Cyber resilience is what ensures an organisation can remain operating seamlessly and effectively in the face of the growing number of cyber threats. There are four key stages to creating cyber resiliency in your organisation.
A preventative approach to security is vital. Firewalls, encryption software and protocols are all essentials tools to defend an organisation, but preventative methods alone aren’t enough. Incidents will still happen.
The way a firm reacts to a cyberattack is what makes the most difference. To ensure your organisation can react quickly to an attack, draw up detailed incident response plans and identify the key systems required for your business to remain operational in the event of an attack. This should ensure your cyber resilience.
Developing a strong company security culture is essential to becoming cyber resilient. Detecting threats early limits damage. While technology can help identify attacks, educated staff can also spot threats and raise an alert.
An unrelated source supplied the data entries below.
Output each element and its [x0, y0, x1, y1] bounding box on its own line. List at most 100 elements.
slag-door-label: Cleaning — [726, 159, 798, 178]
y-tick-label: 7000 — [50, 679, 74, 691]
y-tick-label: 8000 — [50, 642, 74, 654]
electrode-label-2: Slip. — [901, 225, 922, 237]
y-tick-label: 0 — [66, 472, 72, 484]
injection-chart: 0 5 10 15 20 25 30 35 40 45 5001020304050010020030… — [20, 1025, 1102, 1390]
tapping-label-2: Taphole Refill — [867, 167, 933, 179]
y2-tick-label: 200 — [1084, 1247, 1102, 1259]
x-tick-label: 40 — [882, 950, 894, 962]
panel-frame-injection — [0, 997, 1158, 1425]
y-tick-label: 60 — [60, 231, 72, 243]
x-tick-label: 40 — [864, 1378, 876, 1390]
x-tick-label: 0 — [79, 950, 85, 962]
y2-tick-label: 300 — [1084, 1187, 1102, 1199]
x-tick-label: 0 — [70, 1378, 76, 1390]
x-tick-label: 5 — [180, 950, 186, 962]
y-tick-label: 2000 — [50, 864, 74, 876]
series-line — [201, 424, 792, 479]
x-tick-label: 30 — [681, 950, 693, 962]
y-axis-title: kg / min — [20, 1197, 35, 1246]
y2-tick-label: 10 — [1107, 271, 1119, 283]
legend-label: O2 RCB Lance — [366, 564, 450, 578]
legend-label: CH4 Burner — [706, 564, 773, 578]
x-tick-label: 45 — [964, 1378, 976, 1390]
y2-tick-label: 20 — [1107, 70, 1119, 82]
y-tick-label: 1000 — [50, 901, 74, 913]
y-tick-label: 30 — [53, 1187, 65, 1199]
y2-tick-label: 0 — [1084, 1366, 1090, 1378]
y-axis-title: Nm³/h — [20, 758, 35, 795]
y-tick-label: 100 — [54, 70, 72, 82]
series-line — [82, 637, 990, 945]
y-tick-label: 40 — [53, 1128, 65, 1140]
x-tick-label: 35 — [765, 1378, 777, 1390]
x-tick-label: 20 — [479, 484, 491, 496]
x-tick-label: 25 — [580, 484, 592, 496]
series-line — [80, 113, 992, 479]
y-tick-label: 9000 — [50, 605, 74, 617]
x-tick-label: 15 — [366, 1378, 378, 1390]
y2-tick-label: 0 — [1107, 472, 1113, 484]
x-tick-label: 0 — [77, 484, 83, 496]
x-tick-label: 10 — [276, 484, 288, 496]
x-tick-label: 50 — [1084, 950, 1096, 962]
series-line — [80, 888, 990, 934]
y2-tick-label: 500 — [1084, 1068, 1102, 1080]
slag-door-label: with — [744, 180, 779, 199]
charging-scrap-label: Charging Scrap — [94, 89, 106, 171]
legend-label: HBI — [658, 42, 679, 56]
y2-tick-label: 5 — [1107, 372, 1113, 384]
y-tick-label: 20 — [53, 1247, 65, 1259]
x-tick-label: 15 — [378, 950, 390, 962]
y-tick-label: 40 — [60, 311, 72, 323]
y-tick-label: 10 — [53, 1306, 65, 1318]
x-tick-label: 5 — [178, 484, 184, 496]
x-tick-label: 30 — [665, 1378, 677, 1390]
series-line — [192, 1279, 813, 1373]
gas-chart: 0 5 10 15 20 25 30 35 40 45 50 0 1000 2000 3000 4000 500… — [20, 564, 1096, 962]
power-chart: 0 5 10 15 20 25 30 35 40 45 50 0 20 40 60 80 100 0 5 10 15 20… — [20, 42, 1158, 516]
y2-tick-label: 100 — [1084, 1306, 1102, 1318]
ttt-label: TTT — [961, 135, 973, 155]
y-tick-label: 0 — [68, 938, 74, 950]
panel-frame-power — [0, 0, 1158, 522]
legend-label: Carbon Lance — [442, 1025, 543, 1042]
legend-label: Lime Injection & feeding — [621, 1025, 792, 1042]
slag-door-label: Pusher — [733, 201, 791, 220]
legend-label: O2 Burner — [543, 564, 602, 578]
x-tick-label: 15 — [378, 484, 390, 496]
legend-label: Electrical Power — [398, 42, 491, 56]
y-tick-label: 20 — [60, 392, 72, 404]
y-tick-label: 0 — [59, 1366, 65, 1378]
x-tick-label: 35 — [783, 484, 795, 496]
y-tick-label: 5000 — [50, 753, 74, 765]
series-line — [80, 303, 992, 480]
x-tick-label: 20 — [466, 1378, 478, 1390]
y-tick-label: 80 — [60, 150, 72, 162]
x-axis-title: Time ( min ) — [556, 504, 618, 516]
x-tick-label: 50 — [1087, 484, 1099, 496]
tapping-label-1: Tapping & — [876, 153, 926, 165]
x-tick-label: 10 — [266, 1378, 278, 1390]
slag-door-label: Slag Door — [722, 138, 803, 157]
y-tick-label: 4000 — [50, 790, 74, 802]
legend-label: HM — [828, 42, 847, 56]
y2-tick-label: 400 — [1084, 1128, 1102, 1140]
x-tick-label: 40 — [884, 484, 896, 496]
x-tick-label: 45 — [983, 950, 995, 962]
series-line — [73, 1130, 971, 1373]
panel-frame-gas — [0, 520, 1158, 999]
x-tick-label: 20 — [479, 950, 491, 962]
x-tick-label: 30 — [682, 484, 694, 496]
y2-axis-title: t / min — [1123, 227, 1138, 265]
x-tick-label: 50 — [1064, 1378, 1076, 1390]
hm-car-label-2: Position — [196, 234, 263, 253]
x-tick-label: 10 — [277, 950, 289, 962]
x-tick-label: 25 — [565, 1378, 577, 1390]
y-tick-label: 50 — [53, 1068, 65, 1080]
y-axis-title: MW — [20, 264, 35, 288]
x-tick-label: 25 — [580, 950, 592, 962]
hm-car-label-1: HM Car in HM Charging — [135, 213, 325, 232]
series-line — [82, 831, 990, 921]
To reduce the risk of an incident resulting in the critical failure of your systems, diversify the technology you use and create a layered defence. Isolating parts of your system can ensure you’re able to keep control of key functions, which will help your company survive an incident.
Incident response planning can’t be perfect, because no two events are ever identical. However, communication is key during any cyber resilience incident. This extends to not just staff members but customers too. Lack of clear communication can cause panic and can escalate what is already a difficult and stressful situation.
It’s understood that not everyone will think clearly in a crisis. All decisions made should be informed by everyone in the team and should represent the best course of action. If the correct approach is not being made, everyone must feel confident to question decisions.
Finally, to ensure they are truly resilient, enterprise systems often need to be adapted in step with a rapidly evolving environment. This marks the difference between a system being robust or resilient.
The next phase in the evolution of resilient system designs is to build systems that autonomously adapt and respond to changes in the environment. Concepts like altering the system’s layout to respond to a detected attack or autonomous security patching and vulnerability detection are all examples of adaptive systems.
For companies to avoid complacency, their cyber resiliency systems need to be updated continuously, even when no incident has occurred.